A strange snow was falling, a curious flickering snow that fell like phantoms in the darkness. Through it I ran across block after endless block of ancient houses to the Snodgrass mansion. As I came down the street, I thought I saw a flicker of green outlined against the roof. I redoubled my pace and dashing up their porch, hammered upon the door. It was near twelve and it took some time before the family let me in. Hastily I said I had to make another search of Eliphas’ room and they let me pass. I dashed up the stairs and threw open the door of his chamber. It was dark and I flicked on the light.
Shall I ever forget the terrible thing I saw there? The horror, the dread, the madness seemed too much for the human mind to bear. I flicked the light off at once, and, closing the door, fled screaming out into the street. Well it was that a raging fire broke out immediately afterward and burned that accursed house to the ground. Well — for such a damnable thing must not be, must never be on this world.

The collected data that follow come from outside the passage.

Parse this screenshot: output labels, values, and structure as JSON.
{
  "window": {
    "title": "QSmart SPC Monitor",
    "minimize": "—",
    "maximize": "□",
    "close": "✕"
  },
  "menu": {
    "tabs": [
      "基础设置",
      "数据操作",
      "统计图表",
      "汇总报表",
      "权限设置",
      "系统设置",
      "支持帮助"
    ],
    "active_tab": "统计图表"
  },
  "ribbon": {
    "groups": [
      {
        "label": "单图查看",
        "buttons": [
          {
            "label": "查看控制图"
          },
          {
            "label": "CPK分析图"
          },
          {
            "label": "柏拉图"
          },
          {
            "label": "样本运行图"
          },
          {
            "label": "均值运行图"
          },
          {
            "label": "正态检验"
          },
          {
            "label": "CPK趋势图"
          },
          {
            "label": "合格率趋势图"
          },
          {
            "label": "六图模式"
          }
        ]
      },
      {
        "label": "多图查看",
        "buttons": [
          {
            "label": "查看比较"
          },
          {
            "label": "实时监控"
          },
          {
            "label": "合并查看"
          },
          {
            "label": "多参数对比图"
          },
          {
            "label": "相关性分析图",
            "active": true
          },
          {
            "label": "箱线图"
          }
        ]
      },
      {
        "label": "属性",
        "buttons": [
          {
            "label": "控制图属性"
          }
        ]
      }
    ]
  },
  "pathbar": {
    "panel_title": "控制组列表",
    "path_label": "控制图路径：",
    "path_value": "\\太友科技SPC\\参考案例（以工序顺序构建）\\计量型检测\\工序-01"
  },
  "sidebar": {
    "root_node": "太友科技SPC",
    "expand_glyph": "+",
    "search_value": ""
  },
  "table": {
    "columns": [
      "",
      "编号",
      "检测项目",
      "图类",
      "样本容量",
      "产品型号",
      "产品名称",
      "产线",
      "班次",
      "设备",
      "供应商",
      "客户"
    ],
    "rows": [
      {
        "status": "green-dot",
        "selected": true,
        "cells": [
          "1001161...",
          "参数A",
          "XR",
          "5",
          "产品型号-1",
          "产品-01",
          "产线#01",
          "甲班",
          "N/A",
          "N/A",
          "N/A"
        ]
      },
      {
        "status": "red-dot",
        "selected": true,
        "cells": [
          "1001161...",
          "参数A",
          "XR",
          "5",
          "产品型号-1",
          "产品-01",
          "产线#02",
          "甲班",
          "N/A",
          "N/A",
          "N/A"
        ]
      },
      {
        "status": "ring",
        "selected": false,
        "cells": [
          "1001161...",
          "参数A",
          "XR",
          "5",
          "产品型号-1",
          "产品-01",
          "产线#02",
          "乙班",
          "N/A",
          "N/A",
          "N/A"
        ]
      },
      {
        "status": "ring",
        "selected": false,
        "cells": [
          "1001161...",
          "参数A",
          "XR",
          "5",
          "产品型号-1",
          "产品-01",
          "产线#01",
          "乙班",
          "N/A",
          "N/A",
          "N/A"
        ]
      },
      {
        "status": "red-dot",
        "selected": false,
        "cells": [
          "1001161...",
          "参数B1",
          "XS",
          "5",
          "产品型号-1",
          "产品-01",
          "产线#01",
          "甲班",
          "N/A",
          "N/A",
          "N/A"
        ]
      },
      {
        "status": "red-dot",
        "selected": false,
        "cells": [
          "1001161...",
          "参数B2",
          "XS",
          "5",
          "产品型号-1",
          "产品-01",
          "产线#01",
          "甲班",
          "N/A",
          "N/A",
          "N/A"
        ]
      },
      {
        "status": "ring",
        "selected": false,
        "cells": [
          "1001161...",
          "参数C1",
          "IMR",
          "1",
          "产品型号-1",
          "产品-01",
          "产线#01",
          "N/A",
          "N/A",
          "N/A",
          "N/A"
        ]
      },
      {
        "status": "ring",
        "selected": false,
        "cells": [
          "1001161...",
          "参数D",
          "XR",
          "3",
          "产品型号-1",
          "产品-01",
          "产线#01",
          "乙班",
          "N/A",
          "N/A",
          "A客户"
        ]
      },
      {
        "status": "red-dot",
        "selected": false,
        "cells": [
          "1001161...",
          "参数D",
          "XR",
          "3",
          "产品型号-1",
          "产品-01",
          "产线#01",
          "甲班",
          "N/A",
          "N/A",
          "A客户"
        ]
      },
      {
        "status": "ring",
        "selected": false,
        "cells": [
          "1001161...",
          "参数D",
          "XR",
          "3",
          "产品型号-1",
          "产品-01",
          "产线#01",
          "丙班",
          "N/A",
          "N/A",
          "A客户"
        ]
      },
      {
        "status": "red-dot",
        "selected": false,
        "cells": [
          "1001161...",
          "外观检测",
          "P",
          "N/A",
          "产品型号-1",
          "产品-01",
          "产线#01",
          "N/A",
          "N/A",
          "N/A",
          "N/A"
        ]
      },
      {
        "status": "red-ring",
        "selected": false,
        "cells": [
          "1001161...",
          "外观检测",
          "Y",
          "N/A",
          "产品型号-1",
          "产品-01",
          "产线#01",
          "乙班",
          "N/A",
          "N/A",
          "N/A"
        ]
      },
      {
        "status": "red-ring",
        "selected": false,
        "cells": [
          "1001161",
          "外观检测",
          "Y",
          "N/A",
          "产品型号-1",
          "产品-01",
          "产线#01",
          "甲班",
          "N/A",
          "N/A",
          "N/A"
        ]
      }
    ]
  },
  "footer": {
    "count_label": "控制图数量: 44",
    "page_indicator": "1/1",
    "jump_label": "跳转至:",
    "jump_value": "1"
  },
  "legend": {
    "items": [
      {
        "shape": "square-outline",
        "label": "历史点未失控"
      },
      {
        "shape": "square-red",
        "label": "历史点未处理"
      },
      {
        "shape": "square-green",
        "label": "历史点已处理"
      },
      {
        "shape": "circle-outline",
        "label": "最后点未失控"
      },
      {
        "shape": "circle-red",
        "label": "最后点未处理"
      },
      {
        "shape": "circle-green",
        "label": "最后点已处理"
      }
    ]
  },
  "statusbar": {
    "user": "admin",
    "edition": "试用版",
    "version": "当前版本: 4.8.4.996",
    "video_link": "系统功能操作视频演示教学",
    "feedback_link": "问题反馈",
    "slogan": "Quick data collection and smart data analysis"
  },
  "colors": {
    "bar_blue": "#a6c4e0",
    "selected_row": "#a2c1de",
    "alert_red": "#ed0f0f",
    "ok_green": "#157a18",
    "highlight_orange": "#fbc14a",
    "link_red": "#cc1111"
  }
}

If man but knew the screaming madness that lurks in the bowels of the land and the depths of the ocean, if he but caught one glimpse of the things that await in the vast empty depths of the
hideous cosmos! If he knew the secret significance of the flickering of the stars! If the discovery of Pluto had struck him as the omen it was!
If man knew, I think that knowledge would burn out the brains of every man, woman, and child on the face of the Earth. Such things must never be known. Such unspeakable, unfathomable evil must never be allowed to seep into the mentalities of men lest all go up in chaos and madness.
How am I to say what I saw in the room of that cursed house? As I opened the door, there on the bedspread, revealed by the sudden flash of the electric light, lay the still quivering big toe of Eliphas Snodgrass!